KFF survey: Annual premiums for employer coverage rises 7% in 2024
Family premiums for employer-sponsored health insurance rose seven percent this year to reach an average of $25,572 annually, according to KFF’s 2024 Benchmark Employer Health Survey, which polled 2,100 large and small employers. On average, workers contribute $6,296 annually to the cost of family coverage.
This marks the second year in a row that premiums are up seven percent, KFF said in the announcement. Over the past five years—a period of high inflation (23 percent) and wage growth (28 percent)—the cumulative increase in premiums has been similar (24 percent).
While employers are seeing total premiums for family coverage rise steadily, the amount that workers, on average, pay toward their annual premiums is little changed over the past five years—up less than $300 since 2019, or a total of five percent over five years. This may be due to a tight labor market, KFF said.
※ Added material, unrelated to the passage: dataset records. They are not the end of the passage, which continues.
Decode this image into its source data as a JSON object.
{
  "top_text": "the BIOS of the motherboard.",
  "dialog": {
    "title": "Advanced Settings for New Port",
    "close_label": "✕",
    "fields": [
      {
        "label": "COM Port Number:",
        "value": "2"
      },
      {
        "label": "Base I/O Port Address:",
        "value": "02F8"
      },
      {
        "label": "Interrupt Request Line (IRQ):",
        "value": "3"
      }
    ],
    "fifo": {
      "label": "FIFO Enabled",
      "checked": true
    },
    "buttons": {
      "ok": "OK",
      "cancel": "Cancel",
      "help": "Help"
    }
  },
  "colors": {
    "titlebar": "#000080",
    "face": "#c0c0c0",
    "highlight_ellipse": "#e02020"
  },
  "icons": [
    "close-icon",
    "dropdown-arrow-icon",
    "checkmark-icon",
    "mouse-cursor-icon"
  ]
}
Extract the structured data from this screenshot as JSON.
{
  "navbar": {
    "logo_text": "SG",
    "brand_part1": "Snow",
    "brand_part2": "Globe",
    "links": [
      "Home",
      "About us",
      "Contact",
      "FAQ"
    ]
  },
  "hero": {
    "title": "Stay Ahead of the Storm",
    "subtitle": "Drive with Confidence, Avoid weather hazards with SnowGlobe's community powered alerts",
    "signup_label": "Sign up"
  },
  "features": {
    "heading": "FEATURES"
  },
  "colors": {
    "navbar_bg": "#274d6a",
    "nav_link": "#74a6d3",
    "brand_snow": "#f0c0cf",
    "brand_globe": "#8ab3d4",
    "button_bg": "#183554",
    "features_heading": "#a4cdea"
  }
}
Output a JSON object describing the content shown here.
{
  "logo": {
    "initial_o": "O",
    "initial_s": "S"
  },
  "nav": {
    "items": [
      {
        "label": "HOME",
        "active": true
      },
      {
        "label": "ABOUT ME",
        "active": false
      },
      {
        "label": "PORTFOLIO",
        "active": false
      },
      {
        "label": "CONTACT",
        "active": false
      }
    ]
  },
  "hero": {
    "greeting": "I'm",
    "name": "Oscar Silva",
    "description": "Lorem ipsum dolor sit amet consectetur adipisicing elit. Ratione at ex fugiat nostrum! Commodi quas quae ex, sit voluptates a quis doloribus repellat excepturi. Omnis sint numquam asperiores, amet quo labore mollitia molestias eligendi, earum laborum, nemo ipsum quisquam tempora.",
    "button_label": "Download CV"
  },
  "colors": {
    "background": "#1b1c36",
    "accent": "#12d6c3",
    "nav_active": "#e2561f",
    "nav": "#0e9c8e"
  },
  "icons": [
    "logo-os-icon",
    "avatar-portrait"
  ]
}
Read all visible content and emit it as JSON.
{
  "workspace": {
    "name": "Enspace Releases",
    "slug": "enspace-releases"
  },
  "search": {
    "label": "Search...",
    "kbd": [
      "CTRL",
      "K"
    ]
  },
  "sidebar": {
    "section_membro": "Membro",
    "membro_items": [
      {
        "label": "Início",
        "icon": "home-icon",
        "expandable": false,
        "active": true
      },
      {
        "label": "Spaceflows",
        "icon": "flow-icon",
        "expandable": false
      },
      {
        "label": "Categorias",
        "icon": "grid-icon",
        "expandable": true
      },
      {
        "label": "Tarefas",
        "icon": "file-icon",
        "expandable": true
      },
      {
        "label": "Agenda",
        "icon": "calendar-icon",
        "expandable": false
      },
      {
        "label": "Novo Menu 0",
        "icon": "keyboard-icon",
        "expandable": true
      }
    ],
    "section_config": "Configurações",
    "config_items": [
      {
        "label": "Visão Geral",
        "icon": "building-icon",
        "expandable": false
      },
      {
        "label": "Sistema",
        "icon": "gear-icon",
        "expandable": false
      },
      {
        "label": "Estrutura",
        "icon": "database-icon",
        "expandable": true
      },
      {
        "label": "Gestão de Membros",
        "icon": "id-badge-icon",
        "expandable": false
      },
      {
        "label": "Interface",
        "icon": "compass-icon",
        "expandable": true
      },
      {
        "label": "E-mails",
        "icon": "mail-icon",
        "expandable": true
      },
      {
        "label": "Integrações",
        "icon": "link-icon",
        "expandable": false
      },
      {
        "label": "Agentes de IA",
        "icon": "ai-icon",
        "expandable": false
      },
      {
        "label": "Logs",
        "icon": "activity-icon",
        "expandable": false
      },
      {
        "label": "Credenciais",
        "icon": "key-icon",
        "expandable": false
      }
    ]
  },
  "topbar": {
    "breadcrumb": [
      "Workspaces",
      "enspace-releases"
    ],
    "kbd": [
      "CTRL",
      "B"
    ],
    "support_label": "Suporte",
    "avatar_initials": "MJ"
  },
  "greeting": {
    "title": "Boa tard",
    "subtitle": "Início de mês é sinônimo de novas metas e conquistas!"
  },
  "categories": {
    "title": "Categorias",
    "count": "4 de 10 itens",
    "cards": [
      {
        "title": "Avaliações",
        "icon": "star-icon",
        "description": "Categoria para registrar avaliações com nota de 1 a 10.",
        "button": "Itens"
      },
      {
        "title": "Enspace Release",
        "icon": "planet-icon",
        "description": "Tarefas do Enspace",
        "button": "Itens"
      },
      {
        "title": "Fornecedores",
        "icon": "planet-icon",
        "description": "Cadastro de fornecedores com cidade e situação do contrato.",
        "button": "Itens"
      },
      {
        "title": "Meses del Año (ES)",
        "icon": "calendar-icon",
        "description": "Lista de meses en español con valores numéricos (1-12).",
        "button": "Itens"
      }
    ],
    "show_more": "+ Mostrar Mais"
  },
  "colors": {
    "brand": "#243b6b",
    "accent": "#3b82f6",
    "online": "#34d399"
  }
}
Among workers who face an annual deductible for single coverage, the average this year is $1,787, similar to last year’s $1,735 and up eight percent since 2019 when the average was $1,655.
On average, workers with a deductible at small firms (under 200 workers) face much larger deductibles than workers at larger firms ($2,575 vs. $1,538). Among all covered workers, a third (32 percent) of covered workers at smaller firms face an average single deductible of at least $3,000.
“Employers are shelling out the equivalent of buying an economy car for every worker every year to pay for family coverage,” KFF President and CEO Drew Altman said in the announcement. “In the tight labor market in recent years, they have not been able to continue offloading costs onto workers who are already struggling with health care bills.”
The survey finds that some of the nation’s largest employers (at least 5,000 workers) are taking steps to shield lower-wage workers from the full impact of rising health care costs. Of these jumbo firms, 29 percent say they have a program to reduce lower-wage workers’ premiums, and 19 percent say they offer a reduced-benefit plan with more affordable coverage.